#135 – Inside Our Industry – Semiconductor fabs: Construction challenges in the United States
Posted on | Inside Our Industry
The shortage of semiconductor chips became a worldwide issue during the COVID-19 pandemic. Products from cars and trucks to laptops sat, waiting for chips to arrive so the items could be moved on to consumers. The pandemic, along with other issues, has prompted companies to diversify their semiconductor manufacturing locations. Following is the first part of an article from McKinsey & Company looking at this issue. Click on the link at the bottom for more on the key challenges for US fab construction.
Semiconductor fabs: Construction challenges in the United States
January 27, 2023 | McKinsey & Company | K. Bartlett, O. Burkacky, L. Li, R. Vrijen, and B. Wiseman
The semiconductor industry is booming, with expected average annual growth of 6 to 8 percent through 2030 and yearly revenues forecasted to reach $1 trillion. The industry will have to double semiconductor production to keep pace with future demand, but most fabrication plants, commonly called fabs, are already operating at capacity. To increase supply, many companies have announced plans to build new fabs and some are already in the construction phase. And in a coordinated push to achieve a microelectronics resurgence, the United States is becoming a hot spot for fab construction.
The value of US-based semiconductor projects that are under way, announced, or under consideration totals $223 billion to over $260 billion through 2030.1 But it’s not just private companies that want to move more manufacturing to the United States. Semiconductor production is getting more funding from the federal government, which recently approved $54 billion in grants for domestic semiconductor manufacturing and research through the US CHIPS and Science Act.

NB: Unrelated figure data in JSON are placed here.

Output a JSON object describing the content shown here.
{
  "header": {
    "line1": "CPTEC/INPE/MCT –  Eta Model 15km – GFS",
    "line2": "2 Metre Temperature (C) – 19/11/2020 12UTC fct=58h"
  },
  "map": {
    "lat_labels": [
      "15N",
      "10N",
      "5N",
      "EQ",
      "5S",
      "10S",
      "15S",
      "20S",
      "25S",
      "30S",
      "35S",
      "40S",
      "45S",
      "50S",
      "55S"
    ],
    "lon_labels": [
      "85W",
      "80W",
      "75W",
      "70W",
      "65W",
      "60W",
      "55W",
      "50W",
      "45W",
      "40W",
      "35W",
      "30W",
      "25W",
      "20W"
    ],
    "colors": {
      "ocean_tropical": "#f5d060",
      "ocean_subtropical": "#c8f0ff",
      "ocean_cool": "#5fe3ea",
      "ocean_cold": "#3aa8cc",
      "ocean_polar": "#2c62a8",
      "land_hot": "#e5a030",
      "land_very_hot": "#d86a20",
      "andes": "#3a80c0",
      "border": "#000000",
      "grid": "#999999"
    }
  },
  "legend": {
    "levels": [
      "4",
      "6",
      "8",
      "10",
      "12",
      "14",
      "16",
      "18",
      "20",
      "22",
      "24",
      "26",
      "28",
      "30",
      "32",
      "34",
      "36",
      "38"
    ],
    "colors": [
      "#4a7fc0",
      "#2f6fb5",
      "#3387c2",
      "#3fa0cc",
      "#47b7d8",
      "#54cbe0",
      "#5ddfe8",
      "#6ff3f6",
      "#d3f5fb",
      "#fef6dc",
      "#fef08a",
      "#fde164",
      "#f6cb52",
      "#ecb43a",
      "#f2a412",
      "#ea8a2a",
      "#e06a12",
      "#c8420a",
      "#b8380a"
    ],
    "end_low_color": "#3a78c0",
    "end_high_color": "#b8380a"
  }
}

For many years, chip manufacturing has been consolidated in Southeast Asia and China. Semiconductors manufactured in the United States now account for only about 12 percent of the global total, down from 37 percent 30 years ago, according to a recent White House statement.
When supply chains were functioning well, companies had little incentive to build new fabs outside Southeast Asia. But chip output and distribution have recently faced challenges because of the COVID-19 pandemic and consequent supply chain disruptions, with a 2021 drought in Taiwan and recent geopolitical issues compounding the problems. These considerations have prompted companies to take a new interest in diversifying their fab locations and exploring US sites. The availability of subsidies is one of the main considerations when evaluating potential new locations.
Of the total $223 billion to over $260 billion investment in new US fabs, about $183 billion is attributed to projects that are ongoing or announced; the remainder relates to projects still under consideration (Exhibit 3). Most investment is flowing to specific geographic clusters. Arizona and Texas, for instance, are attracting investment because they already have fab ecosystems, and their local governments have historically provided incentives and helped to coordinate the process. Adding to the large incentives play: Ohio is emerging as a desirable site, with over $20 billion in investment announced for Columbus-based fabs, and New York is offering incentives to encourage fab construction. Other states attracting investment include Indiana, New Mexico, Oregon, Utah, and Virginia.